Personenkreis C&A, Schauplatz Joachimstaler Straße. Die Verkaufsetagen sind endlos und in tristes Neonlicht getaucht. Einkaufen als Menschenrecht, von Vergnügen keine Spur. Keine Spur auch von der Chuzpe, mit der woanders das Billige Teil eines gewissen radical chic geworden ist. Hier ist alles billig, denn das Leben ist schließlich teuer genug. Eine Atmosphäre wie in Inszenierungen von Thomas Ostermeier, einen guten Kilometer weit entfernt in der Schaubühne am Kurfürstendamm. Aber da ist eben schon zu Ästhetik geronnen, was hier noch das nackte Dasein ist.
Drumherum wächst das neue Berlin nun auch am Kudamm in den Berliner Himmel. Bloß, hier ist die Zeit stehen geblieben, irgendwann in den 80er-Jahren, als C&A noch zum Bermuda-Dreieck aus Bilka und Ullrichs am Zoo gehörte. Einkaufsparadies für den Teil des Ostblocks, der es bis zum Bahnhof Friedrichstraße und von dort aus zum S-Bahnhof Zoo geschafft hatte.
Durch Ullrichs am Zoo konnte man manchmal Stephan Heym seinen Einkaufswagen schieben sehen und afrikanische Diplomatenfrauen aus Pankow – in wunderbare bunte Stoffe gewickelt.
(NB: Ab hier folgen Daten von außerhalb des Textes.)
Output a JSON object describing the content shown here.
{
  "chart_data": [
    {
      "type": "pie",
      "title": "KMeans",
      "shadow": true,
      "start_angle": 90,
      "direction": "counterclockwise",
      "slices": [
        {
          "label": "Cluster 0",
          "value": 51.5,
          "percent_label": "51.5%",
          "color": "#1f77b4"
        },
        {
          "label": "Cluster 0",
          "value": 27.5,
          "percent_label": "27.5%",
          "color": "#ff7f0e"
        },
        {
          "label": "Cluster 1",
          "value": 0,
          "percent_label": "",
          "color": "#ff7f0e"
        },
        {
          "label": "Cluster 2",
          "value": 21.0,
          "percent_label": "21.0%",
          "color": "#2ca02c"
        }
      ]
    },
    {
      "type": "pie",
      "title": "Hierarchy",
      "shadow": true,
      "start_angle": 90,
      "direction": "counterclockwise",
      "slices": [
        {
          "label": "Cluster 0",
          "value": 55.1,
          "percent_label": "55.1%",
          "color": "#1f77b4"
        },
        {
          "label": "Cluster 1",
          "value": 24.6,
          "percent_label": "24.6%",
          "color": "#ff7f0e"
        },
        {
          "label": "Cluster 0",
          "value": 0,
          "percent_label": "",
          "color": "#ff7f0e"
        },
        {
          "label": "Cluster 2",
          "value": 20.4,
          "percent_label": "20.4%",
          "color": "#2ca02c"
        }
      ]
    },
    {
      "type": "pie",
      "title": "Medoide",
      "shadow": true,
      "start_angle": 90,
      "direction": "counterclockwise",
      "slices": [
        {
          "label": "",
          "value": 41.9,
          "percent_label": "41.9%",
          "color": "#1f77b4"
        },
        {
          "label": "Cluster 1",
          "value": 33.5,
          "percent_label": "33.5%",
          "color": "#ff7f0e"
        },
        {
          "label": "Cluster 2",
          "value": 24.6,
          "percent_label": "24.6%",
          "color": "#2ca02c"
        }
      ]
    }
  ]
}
Bei Bilka (heute Karstadt Sport), das sozusagen das Kaufhaus des Ostens war, wurde die Frau von Eduard von Schnitzler (der den berühmten „Schwarzen Kanal“ moderierte) irgendwann mal beim Klauen erwischt. Und hier, bei C&A, spazierte man dann an den Kollektionen mit den merkwürdigen Namen „Signé Incognito“, „Clockhouse“, oder „Your 6th Sense“ vorbei, wie unsereins beim Ausflug nach Paris durch die Rue Cambon. Mit diesen Namen karikierte sich der westliche Markenwahn selbst. Wirkte dabei aber irgendwie auch wunderbar basisdemokratisch. Wenn wir uns echte Marken nicht leisten können, dann kaufen wir halt erfundene.
Inzwischen ist längst alles anders. Nur nicht bei C&A. Das Licht hier drinnen ist noch so kalt wie schon vor fünfzehn Jahren. Bloß dass es vielleicht damals draußen wärmer war für viele, die immer noch hier kaufen. Nebenan, wo bis letztes Jahr das scheußliche Kudammeck stand, windet sich schon in rasanten Kurven die rohe Betonfassade eines Neubaus vom Kurfürstendamm in die Joachimstaler Straße herein.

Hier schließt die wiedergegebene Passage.